The problem with men here is that the ones you want to be serious with don’t want anything to do with it but sex. Yeah, they might act like they want something more, however usually you find out it’s not true the hard way. Unfortunately, you also learn to stereotype men by their jobs. When I meet a guy and he tells me he works in finance, I used to get excited. Now, I unintentionally roll my eyes, but obviously, still happily take the drinks he buys for me.
If you meet a guy that works in finance, trust me when I say that you will know within the first three breaths he takes while hitting on you. Usually it goes something like, “You have the most amazing smile in this place. Hi I’m Jonathan, I work in finance and I love my nieces.” What that means is “You’re hot, seem drunk, and I think you’ll go home with me if I convince you I’m rich and want to get married in the next three years.” Nicely done, sir.
Hey, I can’t say I’ve never been convinced, but when another guy says his job is in the CIA and you wake up seeing pants laying on the floor with a gun clipped to the belt in the morning, I’d say that’s not the best kind of wake up call. I happily took his drinks and his sweet talk. MaybeI just thought the gun was kind of badass, and really in the end, he was just an ass. On to the next one.

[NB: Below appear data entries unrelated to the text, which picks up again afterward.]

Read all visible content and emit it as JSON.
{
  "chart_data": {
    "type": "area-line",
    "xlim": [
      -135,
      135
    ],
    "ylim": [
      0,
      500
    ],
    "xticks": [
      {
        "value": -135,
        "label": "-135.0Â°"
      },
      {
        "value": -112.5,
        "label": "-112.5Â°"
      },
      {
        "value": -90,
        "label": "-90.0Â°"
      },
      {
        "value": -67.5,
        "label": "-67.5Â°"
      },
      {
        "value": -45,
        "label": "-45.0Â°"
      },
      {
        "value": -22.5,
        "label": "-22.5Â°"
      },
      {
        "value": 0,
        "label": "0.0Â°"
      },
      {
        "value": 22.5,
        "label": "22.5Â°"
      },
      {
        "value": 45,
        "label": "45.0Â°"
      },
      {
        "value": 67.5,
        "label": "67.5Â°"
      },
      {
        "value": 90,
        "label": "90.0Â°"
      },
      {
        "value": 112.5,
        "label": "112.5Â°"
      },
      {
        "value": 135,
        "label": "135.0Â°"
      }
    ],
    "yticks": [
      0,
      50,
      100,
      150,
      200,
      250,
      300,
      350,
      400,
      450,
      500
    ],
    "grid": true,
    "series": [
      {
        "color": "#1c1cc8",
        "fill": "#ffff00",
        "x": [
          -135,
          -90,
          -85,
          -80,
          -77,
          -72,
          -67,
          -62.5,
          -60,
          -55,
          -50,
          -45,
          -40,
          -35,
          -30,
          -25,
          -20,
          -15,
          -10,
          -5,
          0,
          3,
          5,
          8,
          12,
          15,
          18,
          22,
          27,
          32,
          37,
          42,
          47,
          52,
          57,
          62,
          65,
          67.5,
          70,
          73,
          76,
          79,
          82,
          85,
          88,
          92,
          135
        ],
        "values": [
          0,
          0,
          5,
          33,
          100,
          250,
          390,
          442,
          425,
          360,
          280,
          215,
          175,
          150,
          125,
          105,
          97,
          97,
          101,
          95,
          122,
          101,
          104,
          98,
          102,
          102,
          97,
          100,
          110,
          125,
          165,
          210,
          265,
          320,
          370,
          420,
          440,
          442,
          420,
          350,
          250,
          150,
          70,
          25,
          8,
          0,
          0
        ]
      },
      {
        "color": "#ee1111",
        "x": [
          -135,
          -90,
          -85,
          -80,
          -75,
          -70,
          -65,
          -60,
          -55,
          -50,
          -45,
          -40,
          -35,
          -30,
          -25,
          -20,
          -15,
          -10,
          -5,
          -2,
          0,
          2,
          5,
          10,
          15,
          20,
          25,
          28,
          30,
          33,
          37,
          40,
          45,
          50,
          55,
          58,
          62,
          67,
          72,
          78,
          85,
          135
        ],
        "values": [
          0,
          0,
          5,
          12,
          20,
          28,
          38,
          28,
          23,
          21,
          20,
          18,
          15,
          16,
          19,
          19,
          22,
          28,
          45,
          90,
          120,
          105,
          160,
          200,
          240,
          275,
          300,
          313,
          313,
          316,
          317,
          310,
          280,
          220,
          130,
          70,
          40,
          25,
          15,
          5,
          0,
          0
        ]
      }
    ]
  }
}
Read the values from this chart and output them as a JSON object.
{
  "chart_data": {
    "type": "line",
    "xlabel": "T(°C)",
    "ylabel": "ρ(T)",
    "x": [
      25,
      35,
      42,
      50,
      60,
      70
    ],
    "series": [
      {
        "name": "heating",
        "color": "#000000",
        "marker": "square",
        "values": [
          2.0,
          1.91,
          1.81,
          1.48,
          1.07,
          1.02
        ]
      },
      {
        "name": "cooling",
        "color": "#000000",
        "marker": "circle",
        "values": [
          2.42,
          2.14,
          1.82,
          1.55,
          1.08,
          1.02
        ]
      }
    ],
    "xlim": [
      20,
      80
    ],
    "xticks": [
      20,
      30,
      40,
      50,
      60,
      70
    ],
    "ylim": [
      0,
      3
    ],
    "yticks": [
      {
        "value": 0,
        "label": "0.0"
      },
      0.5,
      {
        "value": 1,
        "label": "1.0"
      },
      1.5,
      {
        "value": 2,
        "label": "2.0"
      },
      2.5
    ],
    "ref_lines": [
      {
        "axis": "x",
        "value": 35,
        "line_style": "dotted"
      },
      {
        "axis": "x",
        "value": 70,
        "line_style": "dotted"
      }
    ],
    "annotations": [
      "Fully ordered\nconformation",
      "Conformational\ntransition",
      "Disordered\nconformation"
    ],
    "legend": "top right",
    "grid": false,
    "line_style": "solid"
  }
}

I don’t want to come across as a bitter, heartbroken, psycho. I’m just a classic romantic love-seeker and I’m learning these life lessons with each day that I’m given. I work hard, have fun, and sometimes make the wrong choice. All I do to make it right is learn what I did wrong and make sure not to do it again. Thankfully I have my New Yorker to continue to helping me along the way, if I’m lucky.